Various mechanisms are known for electrically and mechanically connecting (or coupling) an integrated circuit to a supporting substrate (or major substrate). A common arrangement used for this purpose has solder bumps disposed on the IC chip and the supporting substrate in a corresponding relationship such that the surfaces of the chip and substrate are parallel. An example of this arrangement is the Controlled Collapsed Chip Connection process, which is abbreviated as the "C-4" or "C.sup.4 " process. The chip may be mounted to the supporting substrate such that the active surface of the chip, i.e., the structure which has the integrated components, faces away from the substrate or faces towards the substrate ("flip-chip"). In the first case, the signal and power lines from the active surface of the chip are brought to the periphery of the chip, and then connected to the supporting substrate by wirebonds or Tape Automated Bonding ("TAB") circuits. In the latter case of a "flip-chip" orientation, conductive pads on the active surface of the IC chip contact solder bumps on the supporting substrate.
Flip-chip bonding generally permits a greater density of interconnects per chip than other bonding approaches. The IC chip is bonded to the supporting substrate and the components are held together by the fusing of corresponding solder bumps. The dimension of such a solder bump is typically 80 microns high and 125 microns in diameter. In bonding, two opposing solder bumps are brought into registration and fused together to form a single solder bump spanning between the IC chip and the major substrate. The aspect ratio of the fused solder bump, i.e., the height of the structure divided by its width (diameter), is low, ranging between 1 and 2.
Each of the solder bump connections must be able to withstand the mechanical shearing stresses that are developed by temperature fluctuations and the difference in thermal expansion coefficients between the IC chip and the supporting substrate during operation of the IC chip. Specifically, when the IC chip and the supporting substrate are exposed to elevated temperatures, they will expand at different rates and to different dimensions, thereby inducing mechanical stresses in the solder bump connections. After many thermal cycles or upon large changes in temperature, the fused solder bumps often begin to fatigue and develop cracks. This undesirable development lowers or destroys the electrical conductivity of the fused solder bumps. The cracking usually occurs at the corners of the bases, or ends, of the fused solder bump. The cracking is exacerbated by the low fatigue resistance of solders typically used in IC manufacturing and the low aspect ratio of the fused solder bumps. With regard to the aspect ratio, the shear strain in the solder bump increases as the height of the solder bump decreases, thereby lowering the fatigue resistance capabilities of the joint.

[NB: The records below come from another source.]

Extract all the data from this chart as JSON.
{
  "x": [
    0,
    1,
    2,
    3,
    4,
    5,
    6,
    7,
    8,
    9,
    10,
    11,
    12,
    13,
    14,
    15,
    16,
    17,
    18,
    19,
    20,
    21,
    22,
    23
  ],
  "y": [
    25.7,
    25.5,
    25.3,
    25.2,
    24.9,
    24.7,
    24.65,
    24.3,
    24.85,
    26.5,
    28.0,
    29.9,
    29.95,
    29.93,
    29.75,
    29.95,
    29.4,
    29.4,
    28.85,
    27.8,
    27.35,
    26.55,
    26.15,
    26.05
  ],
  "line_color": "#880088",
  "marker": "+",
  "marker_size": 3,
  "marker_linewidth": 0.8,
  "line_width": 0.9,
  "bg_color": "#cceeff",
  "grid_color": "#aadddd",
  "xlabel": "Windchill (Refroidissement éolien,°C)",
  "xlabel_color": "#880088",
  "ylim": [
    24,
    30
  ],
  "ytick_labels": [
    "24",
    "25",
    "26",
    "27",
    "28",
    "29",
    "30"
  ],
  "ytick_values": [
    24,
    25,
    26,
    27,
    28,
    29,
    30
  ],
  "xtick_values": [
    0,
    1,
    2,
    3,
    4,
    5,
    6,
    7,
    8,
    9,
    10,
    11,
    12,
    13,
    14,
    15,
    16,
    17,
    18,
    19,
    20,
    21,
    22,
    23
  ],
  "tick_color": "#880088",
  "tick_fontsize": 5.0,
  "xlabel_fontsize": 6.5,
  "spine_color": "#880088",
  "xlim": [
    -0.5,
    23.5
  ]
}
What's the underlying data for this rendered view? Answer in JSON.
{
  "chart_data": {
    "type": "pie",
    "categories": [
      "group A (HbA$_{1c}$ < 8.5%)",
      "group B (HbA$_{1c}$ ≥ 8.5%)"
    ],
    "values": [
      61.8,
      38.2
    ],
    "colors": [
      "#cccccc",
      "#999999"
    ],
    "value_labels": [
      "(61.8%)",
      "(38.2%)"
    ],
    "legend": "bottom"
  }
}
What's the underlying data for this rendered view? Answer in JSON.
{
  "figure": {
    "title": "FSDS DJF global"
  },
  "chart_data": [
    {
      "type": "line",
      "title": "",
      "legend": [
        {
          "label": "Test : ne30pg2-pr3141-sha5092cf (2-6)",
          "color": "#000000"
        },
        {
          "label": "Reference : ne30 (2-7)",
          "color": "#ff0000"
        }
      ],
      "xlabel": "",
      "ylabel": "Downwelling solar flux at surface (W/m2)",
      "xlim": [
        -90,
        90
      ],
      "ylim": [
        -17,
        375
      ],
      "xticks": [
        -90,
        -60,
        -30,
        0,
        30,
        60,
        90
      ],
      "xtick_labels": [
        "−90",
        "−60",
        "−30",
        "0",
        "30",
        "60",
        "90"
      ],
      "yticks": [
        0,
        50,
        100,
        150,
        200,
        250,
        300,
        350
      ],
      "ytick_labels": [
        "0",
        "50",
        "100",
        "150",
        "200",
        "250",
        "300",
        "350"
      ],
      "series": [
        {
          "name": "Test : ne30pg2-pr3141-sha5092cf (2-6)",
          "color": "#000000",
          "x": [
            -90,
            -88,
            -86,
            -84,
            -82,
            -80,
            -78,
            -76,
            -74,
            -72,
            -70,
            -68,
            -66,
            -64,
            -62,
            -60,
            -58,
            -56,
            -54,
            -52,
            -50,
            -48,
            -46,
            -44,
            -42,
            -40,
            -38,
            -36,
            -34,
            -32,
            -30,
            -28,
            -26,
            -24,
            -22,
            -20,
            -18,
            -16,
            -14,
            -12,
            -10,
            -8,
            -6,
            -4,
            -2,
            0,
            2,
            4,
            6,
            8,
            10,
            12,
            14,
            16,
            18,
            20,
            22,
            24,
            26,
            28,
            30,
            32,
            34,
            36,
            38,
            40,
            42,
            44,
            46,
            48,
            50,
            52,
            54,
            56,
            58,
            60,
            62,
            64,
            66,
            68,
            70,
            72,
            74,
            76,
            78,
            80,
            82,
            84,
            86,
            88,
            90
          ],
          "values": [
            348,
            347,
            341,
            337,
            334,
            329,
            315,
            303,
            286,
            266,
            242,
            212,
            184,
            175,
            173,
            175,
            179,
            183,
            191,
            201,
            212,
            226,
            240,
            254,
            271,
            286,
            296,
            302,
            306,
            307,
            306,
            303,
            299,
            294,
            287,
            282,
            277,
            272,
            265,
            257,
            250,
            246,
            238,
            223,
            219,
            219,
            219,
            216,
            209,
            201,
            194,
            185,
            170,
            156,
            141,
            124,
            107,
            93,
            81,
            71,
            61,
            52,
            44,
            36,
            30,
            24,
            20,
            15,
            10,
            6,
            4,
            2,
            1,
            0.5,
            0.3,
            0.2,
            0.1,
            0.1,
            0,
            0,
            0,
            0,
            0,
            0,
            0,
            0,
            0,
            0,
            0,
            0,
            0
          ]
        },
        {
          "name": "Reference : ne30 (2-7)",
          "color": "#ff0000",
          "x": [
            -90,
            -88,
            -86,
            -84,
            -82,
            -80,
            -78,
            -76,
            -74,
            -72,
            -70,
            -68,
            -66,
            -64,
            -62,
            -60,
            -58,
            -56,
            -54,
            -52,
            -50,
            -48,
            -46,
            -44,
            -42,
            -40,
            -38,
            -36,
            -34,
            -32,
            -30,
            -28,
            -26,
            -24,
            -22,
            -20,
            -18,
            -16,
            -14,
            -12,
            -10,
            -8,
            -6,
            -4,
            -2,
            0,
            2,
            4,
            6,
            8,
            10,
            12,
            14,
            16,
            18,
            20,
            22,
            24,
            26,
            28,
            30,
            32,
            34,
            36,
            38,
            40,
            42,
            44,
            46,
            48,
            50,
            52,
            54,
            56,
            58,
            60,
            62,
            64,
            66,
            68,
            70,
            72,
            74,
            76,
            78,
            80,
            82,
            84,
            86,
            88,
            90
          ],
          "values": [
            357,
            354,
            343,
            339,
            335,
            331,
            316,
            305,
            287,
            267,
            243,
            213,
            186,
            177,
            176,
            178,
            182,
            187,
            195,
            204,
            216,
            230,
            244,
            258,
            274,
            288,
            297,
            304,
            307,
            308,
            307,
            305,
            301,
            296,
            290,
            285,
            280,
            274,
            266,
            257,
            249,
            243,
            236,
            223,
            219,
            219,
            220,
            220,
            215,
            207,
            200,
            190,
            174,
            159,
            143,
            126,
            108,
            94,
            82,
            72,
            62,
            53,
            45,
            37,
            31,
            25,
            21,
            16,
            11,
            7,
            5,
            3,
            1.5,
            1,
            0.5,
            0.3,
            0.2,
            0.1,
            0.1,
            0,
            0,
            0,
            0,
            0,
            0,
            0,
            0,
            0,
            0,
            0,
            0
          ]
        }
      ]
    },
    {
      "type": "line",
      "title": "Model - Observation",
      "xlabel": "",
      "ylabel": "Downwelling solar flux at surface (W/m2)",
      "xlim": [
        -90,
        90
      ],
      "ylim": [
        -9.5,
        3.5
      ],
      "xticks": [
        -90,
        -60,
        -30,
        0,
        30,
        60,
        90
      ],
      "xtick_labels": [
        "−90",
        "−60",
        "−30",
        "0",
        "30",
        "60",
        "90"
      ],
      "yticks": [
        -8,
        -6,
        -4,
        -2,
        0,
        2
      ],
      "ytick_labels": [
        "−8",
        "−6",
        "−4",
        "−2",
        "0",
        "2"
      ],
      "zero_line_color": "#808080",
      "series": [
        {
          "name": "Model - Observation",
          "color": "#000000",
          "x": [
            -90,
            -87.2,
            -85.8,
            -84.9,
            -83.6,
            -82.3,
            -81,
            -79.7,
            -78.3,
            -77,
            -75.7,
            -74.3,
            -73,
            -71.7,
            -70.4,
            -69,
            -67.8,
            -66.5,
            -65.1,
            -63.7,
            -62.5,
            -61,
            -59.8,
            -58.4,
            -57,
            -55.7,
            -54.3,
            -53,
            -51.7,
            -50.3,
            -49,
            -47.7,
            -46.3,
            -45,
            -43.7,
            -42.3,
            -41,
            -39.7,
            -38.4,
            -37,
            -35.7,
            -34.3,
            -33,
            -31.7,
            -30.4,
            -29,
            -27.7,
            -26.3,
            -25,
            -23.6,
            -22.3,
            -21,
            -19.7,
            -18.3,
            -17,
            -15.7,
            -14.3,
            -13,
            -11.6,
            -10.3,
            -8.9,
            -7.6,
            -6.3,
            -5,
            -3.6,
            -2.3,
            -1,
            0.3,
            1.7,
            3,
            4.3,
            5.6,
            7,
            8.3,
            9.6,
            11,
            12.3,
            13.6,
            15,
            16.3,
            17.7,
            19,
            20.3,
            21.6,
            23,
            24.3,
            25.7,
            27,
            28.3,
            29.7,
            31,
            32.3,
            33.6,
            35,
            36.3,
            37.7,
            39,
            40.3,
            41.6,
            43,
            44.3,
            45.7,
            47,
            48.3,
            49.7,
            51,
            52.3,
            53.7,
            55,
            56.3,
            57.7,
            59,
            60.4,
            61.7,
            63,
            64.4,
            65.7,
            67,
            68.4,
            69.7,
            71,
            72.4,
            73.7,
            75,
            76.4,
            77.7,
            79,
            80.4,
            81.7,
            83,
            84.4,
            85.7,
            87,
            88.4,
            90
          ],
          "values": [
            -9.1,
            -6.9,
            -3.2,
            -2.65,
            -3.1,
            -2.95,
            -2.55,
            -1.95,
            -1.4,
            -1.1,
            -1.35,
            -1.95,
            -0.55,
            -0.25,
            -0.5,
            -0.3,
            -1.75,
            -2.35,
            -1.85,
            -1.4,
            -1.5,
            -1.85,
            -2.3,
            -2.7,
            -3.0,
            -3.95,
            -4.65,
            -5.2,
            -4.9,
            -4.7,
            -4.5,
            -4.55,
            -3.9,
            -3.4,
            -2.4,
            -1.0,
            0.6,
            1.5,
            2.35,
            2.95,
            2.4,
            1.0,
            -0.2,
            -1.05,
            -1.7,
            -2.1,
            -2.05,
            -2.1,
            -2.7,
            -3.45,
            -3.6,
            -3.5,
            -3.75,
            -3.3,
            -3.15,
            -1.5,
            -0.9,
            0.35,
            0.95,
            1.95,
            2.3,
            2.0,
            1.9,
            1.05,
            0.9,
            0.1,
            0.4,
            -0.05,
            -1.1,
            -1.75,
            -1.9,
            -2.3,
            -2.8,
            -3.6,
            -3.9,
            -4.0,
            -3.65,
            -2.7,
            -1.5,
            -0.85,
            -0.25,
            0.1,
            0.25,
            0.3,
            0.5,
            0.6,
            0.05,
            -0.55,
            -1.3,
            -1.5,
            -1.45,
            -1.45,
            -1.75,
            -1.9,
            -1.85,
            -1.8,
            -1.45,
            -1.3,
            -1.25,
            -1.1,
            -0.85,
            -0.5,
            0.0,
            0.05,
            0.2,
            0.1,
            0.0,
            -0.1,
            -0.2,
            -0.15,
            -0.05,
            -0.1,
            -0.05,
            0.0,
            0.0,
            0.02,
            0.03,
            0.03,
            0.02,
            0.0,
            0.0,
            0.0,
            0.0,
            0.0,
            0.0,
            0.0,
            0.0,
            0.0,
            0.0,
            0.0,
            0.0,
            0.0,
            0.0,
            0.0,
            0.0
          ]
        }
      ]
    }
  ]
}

To reduce the thermal stresses, the IC chip and supporting substrate are often constructed from materials having closely matched thermal expansion coefficients so that they expand to substantially the same dimensions when exposed to an elevated temperature. Thermal stresses are still generated each time the IC chip is "powered-up," however, a condition in which a large transient temperature difference between the IC chip and the supporting substrate reaches a temperature near that of the IC chip. Thus, with the high temperatures and power cycling common for high-performance computer chips, solder bumps crack and become mechanically and electrically unreliable even when the IC chip and the supporting substrate have closely matched thermal expansion coefficients. This observation will become a greater problem in the future as computers are designed to dissipate more power in smaller volumes, thereby leading to greater thermal stresses.
Conventional systems require large bonding pad areas, usually 100 microns or more on a side or 100 microns or more in diameter, on the IC chip, on the substrate, or on both components. The large pad areas limit the number of interconnects that can be made to the chip and to the substrate; they also increase the parasitic capacitance of the interconnect. As is known by those skilled in the semiconductor and circuit board industry, the amount of parasitic capacitance of a pad is proportionally related to its area, and the speed at which the interconnect can transmit electrical signals decreases with increasing parasitic capacitance. A modern trend in high-performance computer systems is directed toward increasing the density of chip interconnects and the speed of electrical communications.
Presently, there is a need for a high-density, high-speed wire interconnect structure for electrically and mechanically connecting an integrated circuit to a substrate. There is also a need for a high-density, high-speed wire interconnet structure having improved mechanical and thermal stability. The present invention is directed to filling these needs. Accordingly, one object of the present invention is to provide a wire interconnect structure having a large density of integrated circuit chip interconnects. A related object is to provide a wire interconnect structure having improved mechanical and thermal stability. Still another object of the present invention is to overcome the shortcomings of conventional C-4 interconnect structures.